Awasser Chairman Tawfiq Al-Swailem preside over a board meeting of the organization recently in Riyadh.

Awasser Chairman Tawfiq Al-Swailem preside over a board meeting of the organization recently in Riyadh.

The Saudi Charitable Society for the Welfare of Saudi Families Abroad, or Awasser, disclosed here recently that it sponsors 7,000 families of Saudi nationals living in 30 countries. The Saudi heads of these families abandoned them in countries such as the United States, Canada, the Philippines, India, Indonesia, Syria, Egypt, Jordan and Lebanon.

The welfare organization, which is licensed and supervised by the Ministry of Interior (MoI), recently warned Saudis traveling abroad to avoid engaging with marriage brokers in the countries they visit, which results in the increasing number of abandoned children who eventually face social and identity crises.

Awasser, the first and only Saudi charitable organization authorized to discover and retrieve children born of Saudi men visiting the foreign countries, has compiled a full data of these children that allows them to provide assistance.

In a previous interview with Arab News, Awasser Chairman Tawfiq Al-Swailem said his organization provides all formalities and legal assistance free of charge to the abandoned Saudi families living abroad.

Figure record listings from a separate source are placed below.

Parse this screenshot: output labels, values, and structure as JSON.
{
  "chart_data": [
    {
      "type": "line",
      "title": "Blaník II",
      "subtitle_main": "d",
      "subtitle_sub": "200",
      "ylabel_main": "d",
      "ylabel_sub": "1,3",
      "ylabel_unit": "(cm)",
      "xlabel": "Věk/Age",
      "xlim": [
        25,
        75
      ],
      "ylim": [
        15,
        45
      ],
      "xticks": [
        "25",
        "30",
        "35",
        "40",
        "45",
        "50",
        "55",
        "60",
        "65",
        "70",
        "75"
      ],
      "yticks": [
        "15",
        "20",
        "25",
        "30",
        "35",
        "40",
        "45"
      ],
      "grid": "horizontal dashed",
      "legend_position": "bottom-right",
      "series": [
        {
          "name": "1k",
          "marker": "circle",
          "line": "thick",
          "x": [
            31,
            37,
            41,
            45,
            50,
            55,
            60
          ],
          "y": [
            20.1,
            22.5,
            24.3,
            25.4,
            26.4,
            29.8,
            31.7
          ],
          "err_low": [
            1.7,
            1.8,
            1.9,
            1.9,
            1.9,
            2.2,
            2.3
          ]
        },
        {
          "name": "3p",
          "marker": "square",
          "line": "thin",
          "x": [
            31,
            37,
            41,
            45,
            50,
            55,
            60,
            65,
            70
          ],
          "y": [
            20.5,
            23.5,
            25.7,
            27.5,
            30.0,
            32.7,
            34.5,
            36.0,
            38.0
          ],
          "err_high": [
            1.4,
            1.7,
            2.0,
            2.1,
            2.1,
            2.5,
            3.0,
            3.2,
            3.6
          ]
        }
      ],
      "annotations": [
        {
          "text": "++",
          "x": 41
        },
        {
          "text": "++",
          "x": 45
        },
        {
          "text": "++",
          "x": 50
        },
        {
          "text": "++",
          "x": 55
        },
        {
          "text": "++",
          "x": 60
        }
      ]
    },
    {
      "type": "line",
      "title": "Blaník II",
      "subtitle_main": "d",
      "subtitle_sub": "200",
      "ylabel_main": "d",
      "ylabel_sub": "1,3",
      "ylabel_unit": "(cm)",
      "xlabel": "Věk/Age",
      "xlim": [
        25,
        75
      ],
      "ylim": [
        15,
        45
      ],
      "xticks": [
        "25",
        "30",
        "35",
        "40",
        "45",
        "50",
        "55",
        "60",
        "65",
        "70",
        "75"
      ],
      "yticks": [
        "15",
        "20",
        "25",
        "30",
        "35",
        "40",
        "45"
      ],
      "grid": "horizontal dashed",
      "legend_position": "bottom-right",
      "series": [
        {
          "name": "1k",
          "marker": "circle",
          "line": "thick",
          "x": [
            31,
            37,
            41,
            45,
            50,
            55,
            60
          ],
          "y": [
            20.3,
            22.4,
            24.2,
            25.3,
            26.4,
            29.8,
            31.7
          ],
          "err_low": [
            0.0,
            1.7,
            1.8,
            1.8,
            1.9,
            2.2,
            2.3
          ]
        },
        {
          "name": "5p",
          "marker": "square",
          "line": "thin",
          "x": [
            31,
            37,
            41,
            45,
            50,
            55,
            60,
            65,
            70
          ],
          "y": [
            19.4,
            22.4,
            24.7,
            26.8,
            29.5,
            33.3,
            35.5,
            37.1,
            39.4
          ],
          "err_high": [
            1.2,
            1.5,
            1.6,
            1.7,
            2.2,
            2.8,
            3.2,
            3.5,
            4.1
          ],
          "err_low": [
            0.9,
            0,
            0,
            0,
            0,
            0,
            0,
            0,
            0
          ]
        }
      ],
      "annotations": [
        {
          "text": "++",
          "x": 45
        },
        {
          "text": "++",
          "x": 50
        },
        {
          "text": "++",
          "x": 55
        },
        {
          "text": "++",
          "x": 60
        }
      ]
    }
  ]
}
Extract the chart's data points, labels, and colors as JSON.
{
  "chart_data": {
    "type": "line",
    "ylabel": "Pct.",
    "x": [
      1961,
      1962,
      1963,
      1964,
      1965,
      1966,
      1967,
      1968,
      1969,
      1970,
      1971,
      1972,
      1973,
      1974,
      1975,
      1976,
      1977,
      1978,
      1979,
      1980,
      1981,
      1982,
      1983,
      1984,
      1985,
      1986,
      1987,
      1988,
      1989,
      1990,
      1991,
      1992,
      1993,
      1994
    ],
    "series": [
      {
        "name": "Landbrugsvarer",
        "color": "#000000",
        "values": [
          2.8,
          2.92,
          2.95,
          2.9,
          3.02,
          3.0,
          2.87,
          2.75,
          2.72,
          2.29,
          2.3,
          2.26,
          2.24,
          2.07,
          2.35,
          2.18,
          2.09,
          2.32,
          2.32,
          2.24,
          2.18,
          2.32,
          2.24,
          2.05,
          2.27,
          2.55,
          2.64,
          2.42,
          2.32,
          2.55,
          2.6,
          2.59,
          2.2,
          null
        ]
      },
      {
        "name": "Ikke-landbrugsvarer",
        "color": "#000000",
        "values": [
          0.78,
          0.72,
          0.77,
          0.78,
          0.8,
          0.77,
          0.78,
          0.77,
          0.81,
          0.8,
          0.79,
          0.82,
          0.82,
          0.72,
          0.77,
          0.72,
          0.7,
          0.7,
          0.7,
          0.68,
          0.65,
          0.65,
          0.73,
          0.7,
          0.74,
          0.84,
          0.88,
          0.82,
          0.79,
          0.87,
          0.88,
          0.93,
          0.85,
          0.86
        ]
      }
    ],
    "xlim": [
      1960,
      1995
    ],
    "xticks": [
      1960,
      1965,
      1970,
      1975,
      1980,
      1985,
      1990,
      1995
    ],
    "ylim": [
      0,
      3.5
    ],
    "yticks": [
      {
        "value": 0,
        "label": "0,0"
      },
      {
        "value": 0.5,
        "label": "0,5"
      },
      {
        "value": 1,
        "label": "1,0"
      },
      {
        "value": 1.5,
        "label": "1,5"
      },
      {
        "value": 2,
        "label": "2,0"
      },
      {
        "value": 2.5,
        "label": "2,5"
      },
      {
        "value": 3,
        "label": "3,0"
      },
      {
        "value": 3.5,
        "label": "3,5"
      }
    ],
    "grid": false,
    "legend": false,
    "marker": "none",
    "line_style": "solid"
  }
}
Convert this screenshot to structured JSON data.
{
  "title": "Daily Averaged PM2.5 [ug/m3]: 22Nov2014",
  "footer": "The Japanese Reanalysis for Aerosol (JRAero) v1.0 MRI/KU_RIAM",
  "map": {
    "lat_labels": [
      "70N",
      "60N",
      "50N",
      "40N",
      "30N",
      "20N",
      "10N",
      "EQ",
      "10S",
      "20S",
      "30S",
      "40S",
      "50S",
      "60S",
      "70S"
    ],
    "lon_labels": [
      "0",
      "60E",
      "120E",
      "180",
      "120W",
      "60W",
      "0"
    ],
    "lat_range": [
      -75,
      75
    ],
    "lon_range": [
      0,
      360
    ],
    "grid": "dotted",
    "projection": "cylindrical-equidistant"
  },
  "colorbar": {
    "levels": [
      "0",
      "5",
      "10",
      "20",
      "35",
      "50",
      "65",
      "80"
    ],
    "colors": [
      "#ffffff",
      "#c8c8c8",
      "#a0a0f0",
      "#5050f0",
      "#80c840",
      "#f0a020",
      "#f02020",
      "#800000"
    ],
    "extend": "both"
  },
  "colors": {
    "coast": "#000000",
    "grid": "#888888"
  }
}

According to him, the number of families they are able to assist is growing by the day owing to modern technology via social networking communication which enables quick processing of their papers at the rate of one day in many cases.

Al-Swailem also advised Saudi travelers to be cautious and avoid marriage brokers abroad, citing the need to take the advice of those who have been in similar situations and consult with the Saudi embassies in those countries before taking matters further.

He said: “Unfortunately the majority of Saudis who have married abroad did not get prior approval from the Saudi authorities in those countries and are ignorant of the negative outcomes of such alliances which produce children who do not know their father. Often, the Saudi father comes back to his country leaving behind his wife and children without any income to support them.”

Al-Swailem noted: “The cost of these marriages looks cheap at the beginning but this is not the case.” He added that many of these marriages are doomed to fail because of the difference in the customs, traditions and ways of life with the children ending up as the losers.

Commenting on the modus operandi of the marriage brokers, Al-Swailem said: “Some unscrupulous people in foreign countries meet Saudi holiday makers at the airport and tempt them to marry native girls for financial gains.”

He said that Saudi men who decide to marry abroad do not take into account the differences in the customs and traditions which make it difficult for the woman to adjust and integrate into the Saudi way of life which affects the children adversely.

He suggested that marriages in the Kingdom should be made simpler by reducing the exorbitant dowry often demanded by the bride’s parents and conducting the ceremonies at home instead of the more expensive marriage halls.

Secondly, marriage laws in the Kingdom should be amended to include a marriage provision allowing a Saudi national to marry abroad for health and social reasons.